The police surmised he hunted in crowds, starting with the woman at the casino. But her barrel had been found rather quickly. So Travis learned to sink them better. Then he figured out the sand.
Travis kept everything he needed at his mother’s house. Syringes, a prescription pad, and injectable tranquilizers were all found in one of the kitchen cabinets. The best they could figure, he’d pick a victim, approach her, sedate her, and get her back to his truck, drive her to where he kept the barrels. The missing teacher was the only one who didn’t fit his profile. He went rogue with her, broke his method. The police believed she was random. Maybe he came upon her car while scouting the bayou late at night. Maybe she drove upon him getting rid of a barrel. Whatever the case, he had his camera and saw an opportunity to kill. And he dumped her car just like I dumped my mother’s. That’s where things started to unravel for him. Her parents brought in the divers. Maybe that was his way of self-sabotaging, like he knew the game was almost over and he’d be caught soon, so he became reckless. Or even more likely, he was so overconfident that he felt he could get away with anything.

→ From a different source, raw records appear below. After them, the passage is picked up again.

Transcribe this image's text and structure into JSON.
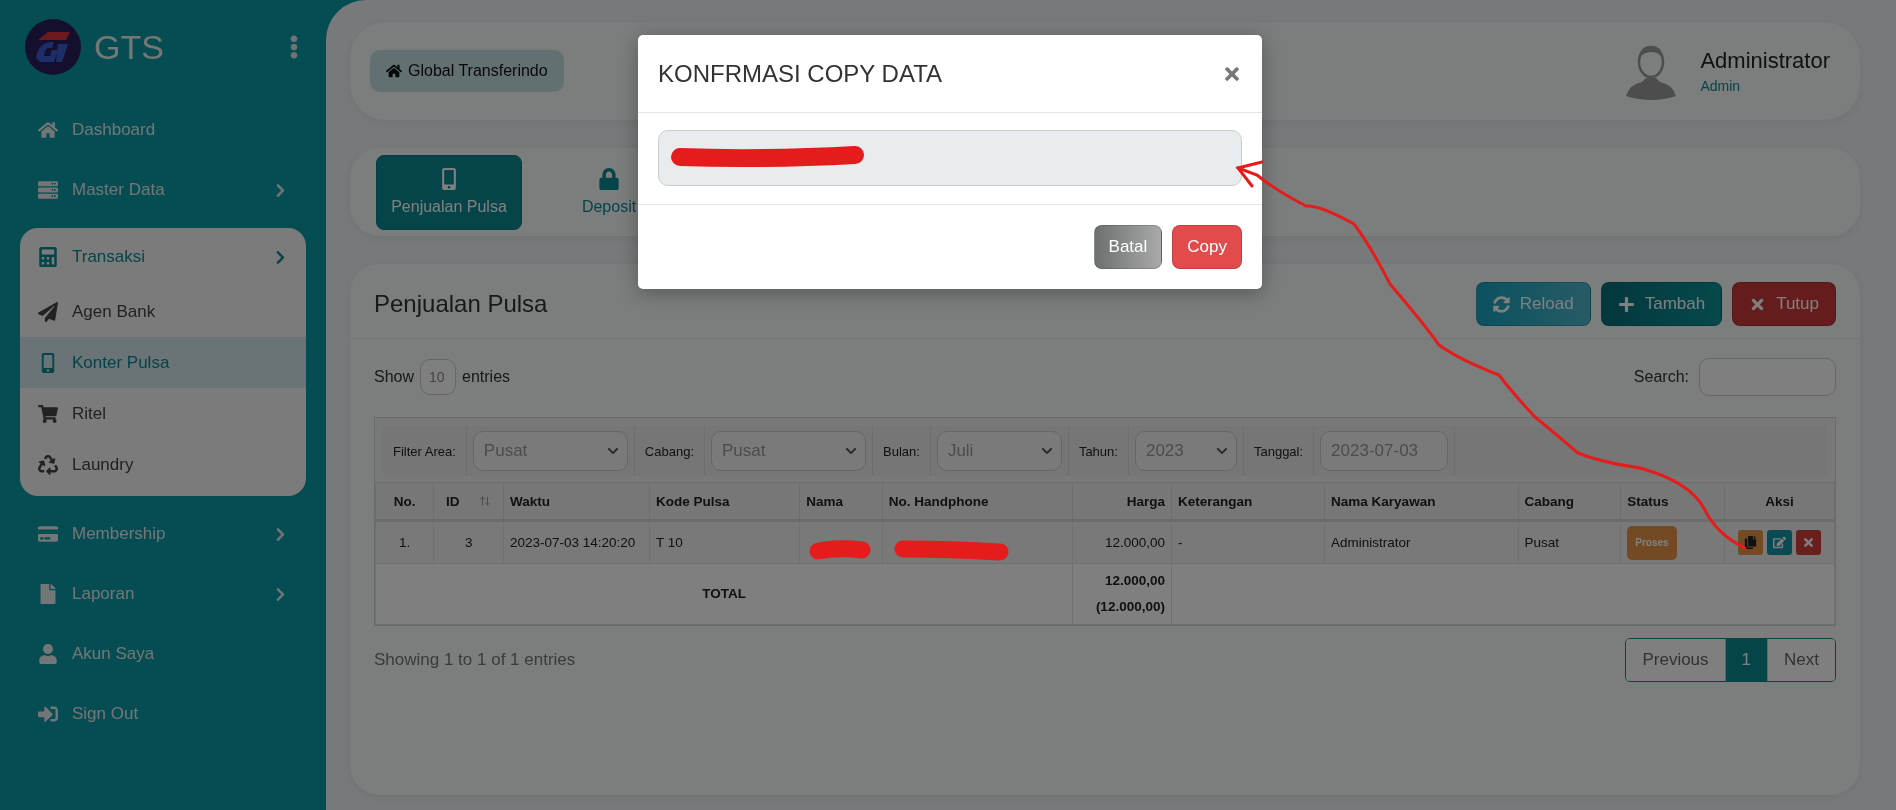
{
  "brand": {
    "name": "GTS"
  },
  "sidebar": {
    "items": [
      {
        "label": "Dashboard",
        "has_submenu": false,
        "selected": false
      },
      {
        "label": "Master Data",
        "has_submenu": true,
        "expanded": false,
        "selected": false
      },
      {
        "label": "Transaksi",
        "has_submenu": true,
        "expanded": true,
        "selected": true,
        "children": [
          {
            "label": "Agen Bank",
            "selected": false
          },
          {
            "label": "Konter Pulsa",
            "selected": true
          },
          {
            "label": "Ritel",
            "selected": false
          },
          {
            "label": "Laundry",
            "selected": false
          }
        ]
      },
      {
        "label": "Membership",
        "has_submenu": true,
        "expanded": false,
        "selected": false
      },
      {
        "label": "Laporan",
        "has_submenu": true,
        "expanded": false,
        "selected": false
      },
      {
        "label": "Akun Saya",
        "has_submenu": false,
        "selected": false
      },
      {
        "label": "Sign Out",
        "has_submenu": false,
        "selected": false
      }
    ]
  },
  "header": {
    "breadcrumb": "Global Transferindo",
    "user": {
      "name": "Administrator",
      "role": "Admin"
    }
  },
  "tabs": [
    {
      "label": "Penjualan Pulsa",
      "selected": true
    },
    {
      "label": "Deposit",
      "selected": false
    }
  ],
  "content": {
    "title": "Penjualan Pulsa",
    "buttons": [
      {
        "label": "Reload",
        "kind": "reload"
      },
      {
        "label": "Tambah",
        "kind": "add"
      },
      {
        "label": "Tutup",
        "kind": "close"
      }
    ],
    "length": {
      "prefix": "Show",
      "value": "10",
      "suffix": "entries"
    },
    "search": {
      "label": "Search:"
    },
    "filters": [
      {
        "label": "Filter Area:",
        "value": "Pusat",
        "kind": "select"
      },
      {
        "label": "Cabang:",
        "value": "Pusat",
        "kind": "select"
      },
      {
        "label": "Bulan:",
        "value": "Juli",
        "kind": "select"
      },
      {
        "label": "Tahun:",
        "value": "2023",
        "kind": "select"
      },
      {
        "label": "Tanggal:",
        "value": "2023-07-03",
        "kind": "date"
      }
    ],
    "table": {
      "columns": [
        {
          "label": "No.",
          "sortable": false
        },
        {
          "label": "ID",
          "sortable": true
        },
        {
          "label": "Waktu",
          "sortable": false
        },
        {
          "label": "Kode Pulsa",
          "sortable": false
        },
        {
          "label": "Nama",
          "sortable": false
        },
        {
          "label": "No. Handphone",
          "sortable": false
        },
        {
          "label": "Harga",
          "sortable": false
        },
        {
          "label": "Keterangan",
          "sortable": false
        },
        {
          "label": "Nama Karyawan",
          "sortable": false
        },
        {
          "label": "Cabang",
          "sortable": false
        },
        {
          "label": "Status",
          "sortable": false
        },
        {
          "label": "Aksi",
          "sortable": false
        }
      ],
      "rows": [
        {
          "no": "1.",
          "id": "3",
          "waktu": "2023-07-03 14:20:20",
          "kode": "T 10",
          "harga": "12.000,00",
          "keterangan": "-",
          "karyawan": "Administrator",
          "cabang": "Pusat",
          "status": {
            "label": "Proses"
          }
        }
      ],
      "total": {
        "label": "TOTAL",
        "values": [
          "12.000,00",
          "(12.000,00)"
        ]
      }
    },
    "info": "Showing 1 to 1 of 1 entries",
    "pagination": {
      "previous": "Previous",
      "pages": [
        {
          "label": "1",
          "selected": true
        }
      ],
      "next": "Next"
    }
  },
  "modal": {
    "title": "KONFRMASI COPY DATA",
    "buttons": [
      {
        "label": "Batal",
        "kind": "cancel"
      },
      {
        "label": "Copy",
        "kind": "confirm"
      }
    ]
  }
}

Rita showed up at the Arceneaux house to talk to Doyle about the sand. She believed Doyle was being set up. But Doyle was at Shadow Bluff that day, hiding and waiting for me, so she talked to Liv instead; then Travis showed up, also looking for Doyle, and found Rita. She only remembers coming to on the edge of the bayou, surrounded by paramedics.
I pull my hand away from Rita’s. “I’ll be right back,” I say. I stand and ask one of the techs where the restroom is.
He points down the hall and says, “You’ve only got a couple of minutes.”
In the bathroom, I run cold water and splash it on my face. Every time I think of Travis, my breathing falters just enough to make me panic.
There’s still a running debate on if men like Travis are born or made. I’m starting to think both. People are abused and angry and resentful all the time. But when those traits surface in a person with an underlying psychosis, a person who watched his mother control his sister with poison, it changes everything.